Below are all the plots needed to verify that the assumptions for Multiple Linear Regression were met for this analysis. All assumptions were met, to see this in detail see each of the plots below. The first plot of the residuals vs fitted shows that the relationship is linear and has near constant variance.
plot(Dev.lm, which=1)
The QQplot demonstrates that the data is normally distributed as it falls within the bounds that were set.
qqPlot(Dev.lm)
## [1] 14 20
This residuals vs order plot shows that there is no relationship in the error terms. This means the data is not serially correlated.
# Check for departure 5:
plot(Dev.lm$residuals, ylab="Residuals", las=1, cex.axis=.8)
pander(summary(Dev.lm))
| Estimate | Std. Error | t value | Pr(>|t|) | |
|---|---|---|---|---|
| (Intercept) | 46151 | 885.2 | 52.13 | 3.272e-26 |
| Mileage | -0.4281 | 0.04261 | -10.05 | 4.49e-10 |
| TrimDTS Sedan 4D | -1731 | 975.6 | -1.774 | 0.08875 |
| TrimSedan 4D | -8132 | 1035 | -7.86 | 4.308e-08 |
| Mileage:TrimDTS Sedan 4D | 0.1246 | 0.04589 | 2.716 | 0.01205 |
| Mileage:TrimSedan 4D | 0.1621 | 0.05122 | 3.164 | 0.004185 |
| Observations | Residual Std. Error | \(R^2\) | Adjusted \(R^2\) |
|---|---|---|---|
| 30 | 595.3 | 0.9731 | 0.9675 |
The model that was created yielded an adjusted \(R^2\) of .9675, meaning that this model explaines 96.75% of the variance in the data. The old model that used mileage as the only predicting variable had a much smaller \(R^2\) of .3475, therefore the new model is much better at explaining the deville data. Five of the six variables were found to have a significant statistical impact on the price of the Deville. Although Trim DTS on its own was not significant this does not mean that it should be thrown out or that the model is not valid. The F-Stat for the model was 173.6 with a corresponding P-value well below the .05 level. The F-stat proves that together all the beta coefficients are not equal to zero.

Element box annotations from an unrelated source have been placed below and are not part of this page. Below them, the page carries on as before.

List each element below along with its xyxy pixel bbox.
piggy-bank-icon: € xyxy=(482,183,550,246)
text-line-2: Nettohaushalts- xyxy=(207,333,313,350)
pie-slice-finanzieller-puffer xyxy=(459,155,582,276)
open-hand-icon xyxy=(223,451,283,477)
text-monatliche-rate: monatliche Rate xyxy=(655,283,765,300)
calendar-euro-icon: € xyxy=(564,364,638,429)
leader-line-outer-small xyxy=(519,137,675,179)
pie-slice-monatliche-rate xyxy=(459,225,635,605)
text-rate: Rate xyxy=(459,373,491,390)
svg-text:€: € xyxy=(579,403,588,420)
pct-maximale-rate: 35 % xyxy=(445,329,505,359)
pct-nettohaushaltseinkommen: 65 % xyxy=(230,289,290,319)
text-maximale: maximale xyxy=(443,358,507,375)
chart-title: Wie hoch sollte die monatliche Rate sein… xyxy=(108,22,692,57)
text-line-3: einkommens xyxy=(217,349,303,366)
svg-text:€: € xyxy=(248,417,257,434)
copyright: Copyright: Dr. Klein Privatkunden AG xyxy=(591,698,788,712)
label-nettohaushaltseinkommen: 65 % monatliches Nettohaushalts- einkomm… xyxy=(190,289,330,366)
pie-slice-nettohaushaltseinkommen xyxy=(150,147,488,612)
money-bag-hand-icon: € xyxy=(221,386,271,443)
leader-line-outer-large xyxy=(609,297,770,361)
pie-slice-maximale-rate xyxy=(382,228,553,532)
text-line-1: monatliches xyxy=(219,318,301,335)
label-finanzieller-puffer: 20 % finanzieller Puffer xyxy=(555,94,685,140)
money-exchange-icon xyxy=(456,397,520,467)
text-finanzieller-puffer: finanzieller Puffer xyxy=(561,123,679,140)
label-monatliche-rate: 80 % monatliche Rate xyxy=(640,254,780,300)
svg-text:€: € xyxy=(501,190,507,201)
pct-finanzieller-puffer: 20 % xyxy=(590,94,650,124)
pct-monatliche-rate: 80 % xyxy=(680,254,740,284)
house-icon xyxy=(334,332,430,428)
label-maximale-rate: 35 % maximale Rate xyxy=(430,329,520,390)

The purpose of this analysis was to be able to better fit the Cadillac Deville data with an appropriate regression. The variable that I found to be of most help in predicted the price of the Deville was the Trim variable with the levels of DHS, DTS, & Sedan. Because the original model did not include the Trim variable it was lacking the predictive power held by the different levels in Trim. The new regression plot shows how the data was fit with three lines, one for each level.